We must accept that the conditions that brought America to this point didn’t happen overnight. The philosophy that embraces the notion that the federal government knows best – and does things better – has been struggling for dominance since FDR’s New Deal of the 1930’s. Congresses have passed laws with impunity for decades and have trampled on rights clearly reserved for the states and the people, in direct conflict with the Tenth Amendment, which says that “The Powers not delegated to the United States by the Constitution, nor prohibited by it to the States, are reserved to the states respectively, or to the people.”

An embarrassingly anemic percentage of registered American voters have elected people to office who are unwilling, unprepared or unequipped to stop the progressing transfer of power from the people to the federal government. Sadly, President Obama continues to advance that transfer of power any which way he can, legislatively or through federal agency rulemaking.

ObamaCare, mandating every American purchase an insurance plan deemed appropriate by Washington, leaves no vestiges of the federal system envisioned by our founding fathers. Yet the passing of it was hailed as a “victory” by the progressive elite. The financial so-called “reform” legislation, authored by Senator Chris Dodd and Congressman Barney Frank, does nothing to curb some of the worst offenses of Fannie Mae and Freddie Mac. It will drive up compliance costs of community banks and other financial institutions that will be passed on to consumers. It will not make the average American more “financially” secure and may make us less secure. These and a myriad of other enacted policies such as roadblocks to drilling on private and public lands to support an allegedly endangered lizard’s habitat, are claimed as victories for the people by the President and his Democratic leadership. But they are pyrrhic victories! In the words of King Pyrrhus of Epirus after defeating the Romans in 280 BC, but incurring devastating losses among his own army, “One more such victory will be our undoing.”

Our children and grandchildren will be locked into indentured servitude to pay for each of President Obama’s victories. How many more victories like this can the foundations upon which our country was built withstand? They will be our undoing if not stopped.

The culture of our country is at a crossroads. It is not just about the trillions of dollars in debt we are passing on to our children and theirs. It is about the system of government of the United States of America and whether the persons we elect are willing to fight to protect our country.

But, will “we the people” do our part, too?

Thankfully there is a great awakening going on, and it’s about time. We must reclaim that which America’s ally, Margaret Thatcher, recognized; our uniquely American strength that emanates from the philosophy of our founders. Lest we choose to become more like Europe, it’s time to change constructively the course on which our nation is headed by assuming our responsibilities as citizens.

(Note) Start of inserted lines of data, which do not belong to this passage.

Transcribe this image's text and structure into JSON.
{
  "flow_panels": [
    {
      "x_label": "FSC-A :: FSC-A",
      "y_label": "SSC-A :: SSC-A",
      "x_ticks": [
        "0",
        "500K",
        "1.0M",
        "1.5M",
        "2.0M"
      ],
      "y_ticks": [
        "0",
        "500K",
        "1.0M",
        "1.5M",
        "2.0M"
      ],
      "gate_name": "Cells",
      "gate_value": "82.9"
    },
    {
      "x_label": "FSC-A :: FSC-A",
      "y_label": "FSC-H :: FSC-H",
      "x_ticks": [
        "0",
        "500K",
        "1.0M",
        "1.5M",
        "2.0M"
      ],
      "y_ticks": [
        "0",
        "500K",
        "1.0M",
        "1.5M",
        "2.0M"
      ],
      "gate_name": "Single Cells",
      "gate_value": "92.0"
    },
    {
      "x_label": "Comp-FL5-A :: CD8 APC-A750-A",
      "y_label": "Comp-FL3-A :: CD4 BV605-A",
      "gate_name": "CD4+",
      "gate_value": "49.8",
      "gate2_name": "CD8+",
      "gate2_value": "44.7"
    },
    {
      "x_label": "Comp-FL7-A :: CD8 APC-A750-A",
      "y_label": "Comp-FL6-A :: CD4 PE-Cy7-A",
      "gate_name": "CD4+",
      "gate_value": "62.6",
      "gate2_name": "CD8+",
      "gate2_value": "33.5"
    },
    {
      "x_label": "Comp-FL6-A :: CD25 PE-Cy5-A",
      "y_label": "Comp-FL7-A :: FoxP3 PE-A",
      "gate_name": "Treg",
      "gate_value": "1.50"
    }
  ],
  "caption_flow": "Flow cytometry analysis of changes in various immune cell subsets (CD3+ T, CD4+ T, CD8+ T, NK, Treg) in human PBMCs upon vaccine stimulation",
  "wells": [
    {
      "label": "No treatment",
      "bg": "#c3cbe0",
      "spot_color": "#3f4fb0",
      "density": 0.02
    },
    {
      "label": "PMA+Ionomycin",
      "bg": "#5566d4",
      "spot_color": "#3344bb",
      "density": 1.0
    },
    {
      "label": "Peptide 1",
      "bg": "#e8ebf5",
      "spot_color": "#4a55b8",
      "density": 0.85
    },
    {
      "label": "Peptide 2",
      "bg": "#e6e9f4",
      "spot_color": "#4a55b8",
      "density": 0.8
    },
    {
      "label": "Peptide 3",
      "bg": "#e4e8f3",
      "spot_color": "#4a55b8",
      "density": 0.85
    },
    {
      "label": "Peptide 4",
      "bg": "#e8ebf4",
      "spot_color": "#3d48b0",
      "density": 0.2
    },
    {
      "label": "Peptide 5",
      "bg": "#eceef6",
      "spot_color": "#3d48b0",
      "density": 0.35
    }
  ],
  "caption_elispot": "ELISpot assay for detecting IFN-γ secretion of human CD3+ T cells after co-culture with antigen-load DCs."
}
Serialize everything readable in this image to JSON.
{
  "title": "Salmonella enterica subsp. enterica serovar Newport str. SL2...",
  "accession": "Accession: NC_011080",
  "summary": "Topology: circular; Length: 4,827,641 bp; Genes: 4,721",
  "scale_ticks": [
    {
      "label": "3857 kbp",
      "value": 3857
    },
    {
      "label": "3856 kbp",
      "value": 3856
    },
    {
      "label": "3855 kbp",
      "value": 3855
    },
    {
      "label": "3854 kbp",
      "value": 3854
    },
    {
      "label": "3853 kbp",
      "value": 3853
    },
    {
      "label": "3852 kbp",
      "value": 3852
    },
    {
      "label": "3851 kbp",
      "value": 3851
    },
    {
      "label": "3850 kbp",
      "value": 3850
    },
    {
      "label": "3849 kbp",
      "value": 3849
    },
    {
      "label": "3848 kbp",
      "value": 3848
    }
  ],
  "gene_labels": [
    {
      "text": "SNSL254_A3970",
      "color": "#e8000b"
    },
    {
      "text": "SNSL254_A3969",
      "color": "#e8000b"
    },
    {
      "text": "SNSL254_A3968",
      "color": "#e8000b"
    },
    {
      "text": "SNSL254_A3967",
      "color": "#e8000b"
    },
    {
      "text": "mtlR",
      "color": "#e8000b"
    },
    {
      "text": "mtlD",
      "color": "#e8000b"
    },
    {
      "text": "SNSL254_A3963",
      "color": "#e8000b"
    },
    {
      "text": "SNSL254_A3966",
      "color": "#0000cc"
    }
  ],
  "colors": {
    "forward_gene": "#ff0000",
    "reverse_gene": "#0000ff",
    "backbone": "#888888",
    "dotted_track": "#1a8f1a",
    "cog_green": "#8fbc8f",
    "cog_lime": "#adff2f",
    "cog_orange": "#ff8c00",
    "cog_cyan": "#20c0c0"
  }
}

As Calvin Coolidge proclaimed, “To live under the American Constitution is the greatest political privilege that was ever accorded to the human race.”

We must reclaim the virtues of limited government and self-determination. On November 6, 2012, and every election day, let us celebrate the greatest political privilege ever accorded the human race by reclaiming the rights and responsibilities of the states and of the people. Vote to live under the Constitution of the United States of America.